My idea was this: If we compare the rankings of ‘foreign-born residents in the UK’ with the rankings of mentions of nationalities in newspaper articles that also mention migration, can we start to identify which groups are under-represented? And can this tell us anything about the way migration is represented in the UK?
It is currently a very rough measure which needs refining, but it looks worth working on as a point of entry into the data. Most nationalities in the list occurred within 10 ranking places on each scale, for instance, people from Poland were ranked in second place in terms of population in the UK and 11th in terms of mentions in the newspapers. I then focussed on those that were ranked more than 10 places lower on the newspaper mentions list, than in the population list, as a way of identifying who perhaps was less visible. This is what came up:
- 11-20 rankings lower: Ghana, Jamaica, Kenya, Lithuania, Malaysia, New Zealand, Nigeria, Portugal, Slovakia, South Africa
- 21-30 rankings lower: Bangladesh, Somalia, Sri Lanka, Zimbabwe
- 31+ ranking lower: Philippines, Hong Kong
But having found that these nationalities appear to be under-represented, as a discourse analyst, the problem is interpreting the data because the full answer won’t be/can’t be in the corpus, of course.
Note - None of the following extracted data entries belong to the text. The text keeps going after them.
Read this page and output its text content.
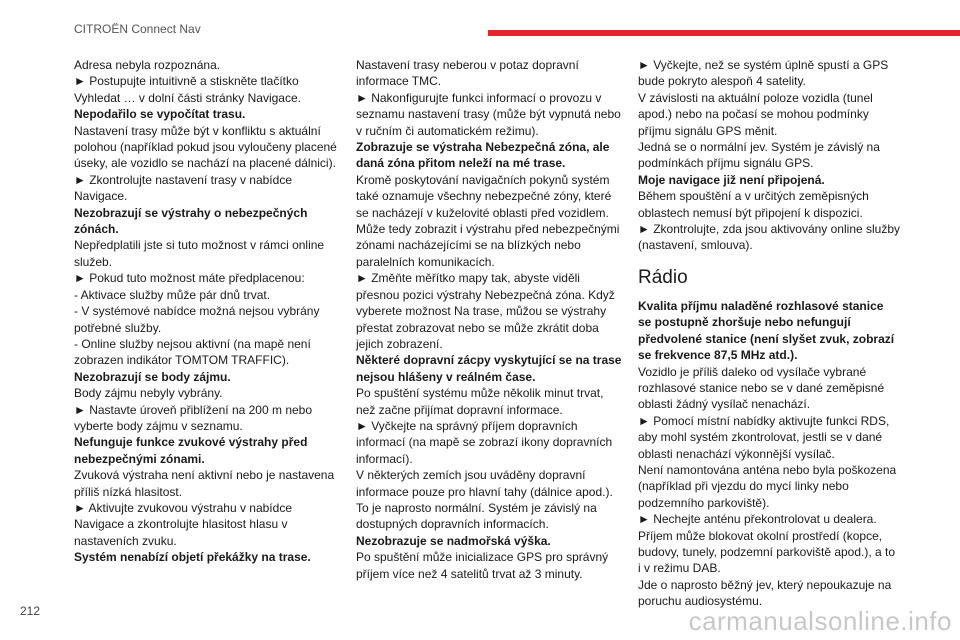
CITROËN Connect Nav

Adresa nebyla rozpoznána.
► Postupujte intuitivně a stiskněte tlačítko Vyhledat … v dolní části stránky Navigace.

Nepodařilo se vypočítat trasu.

Nastavení trasy může být v konfliktu s aktuální polohou (například pokud jsou vyloučeny placené úseky, ale vozidlo se nachází na placené dálnici).
► Zkontrolujte nastavení trasy v nabídce Navigace.

Nezobrazují se výstrahy o nebezpečných zónách.

Nepředplatili jste si tuto možnost v rámci online služeb.
► Pokud tuto možnost máte předplacenou:
- Aktivace služby může pár dnů trvat.
- V systémové nabídce možná nejsou vybrány potřebné služby.
- Online služby nejsou aktivní (na mapě není zobrazen indikátor TOMTOM TRAFFIC).

Nezobrazují se body zájmu.

Body zájmu nebyly vybrány.
► Nastavte úroveň přiblížení na 200 m nebo vyberte body zájmu v seznamu.

Nefunguje funkce zvukové výstrahy před nebezpečnými zónami.

Zvuková výstraha není aktivní nebo je nastavena příliš nízká hlasitost.
► Aktivujte zvukovou výstrahu v nabídce Navigace a zkontrolujte hlasitost hlasu v nastaveních zvuku.

Systém nenabízí objetí překážky na trase.

Nastavení trasy neberou v potaz dopravní informace TMC.
► Nakonfigurujte funkci informací o provozu v seznamu nastavení trasy (může být vypnutá nebo v ručním či automatickém režimu).

Zobrazuje se výstraha Nebezpečná zóna, ale daná zóna přitom neleží na mé trase.

Kromě poskytování navigačních pokynů systém také oznamuje všechny nebezpečné zóny, které se nacházejí v kuželovité oblasti před vozidlem. Může tedy zobrazit i výstrahu před nebezpečnými zónami nacházejícími se na blízkých nebo paralelních komunikacích.
► Změňte měřítko mapy tak, abyste viděli přesnou pozici výstrahy Nebezpečná zóna. Když vyberete možnost Na trase, můžou se výstrahy přestat zobrazovat nebo se může zkrátit doba jejich zobrazení.

Některé dopravní zácpy vyskytující se na trase nejsou hlášeny v reálném čase.

Po spuštění systému může několik minut trvat, než začne přijímat dopravní informace.
► Vyčkejte na správný příjem dopravních informací (na mapě se zobrazí ikony dopravních informací).
V některých zemích jsou uváděny dopravní informace pouze pro hlavní tahy (dálnice apod.). To je naprosto normální. Systém je závislý na dostupných dopravních informacích.

Nezobrazuje se nadmořská výška.

Po spuštění může inicializace GPS pro správný příjem více než 4 satelitů trvat až 3 minuty.

► Vyčkejte, než se systém úplně spustí a GPS bude pokryto alespoň 4 satelity.
V závislosti na aktuální poloze vozidla (tunel apod.) nebo na počasí se mohou podmínky příjmu signálu GPS měnit.
Jedná se o normální jev. Systém je závislý na podmínkách příjmu signálu GPS.

Moje navigace již není připojená.

Během spouštění a v určitých zeměpisných oblastech nemusí být připojení k dispozici.
► Zkontrolujte, zda jsou aktivovány online služby (nastavení, smlouva).

Rádio

Kvalita příjmu naladěné rozhlasové stanice se postupně zhoršuje nebo nefungují předvolené stanice (není slyšet zvuk, zobrazí se frekvence 87,5 MHz atd.).

Vozidlo je příliš daleko od vysílače vybrané rozhlasové stanice nebo se v dané zeměpisné oblasti žádný vysílač nenachází.
► Pomocí místní nabídky aktivujte funkci RDS, aby mohl systém zkontrolovat, jestli se v dané oblasti nenachází výkonnější vysílač.
Není namontována anténa nebo byla poškozena (například při vjezdu do mycí linky nebo podzemního parkoviště).
► Nechejte anténu překontrolovat u dealera.
Příjem může blokovat okolní prostředí (kopce, budovy, tunely, podzemní parkoviště apod.), a to i v režimu DAB.
Jde o naprosto běžný jev, který nepoukazuje na poruchu audiosystému.

212	carmanualsonline.info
In a previous study of the Italian context, I found it useful to return to the population statistics and look at what employment roles dominated for particular nationalities and saw a strong correlation between domestic labour and low visibility. But this is only partial too, because as newspaper consumers we know that assimilation of different nationalities into one broader category, e.g. east European, is a common feature of the discourse, in part, because the nationality may not be known (by text producers or implied readers), in part, because it is a rhetorical device for creating threat.
And so, to return the heading: how do you analyse the thing that you have identified as being absent?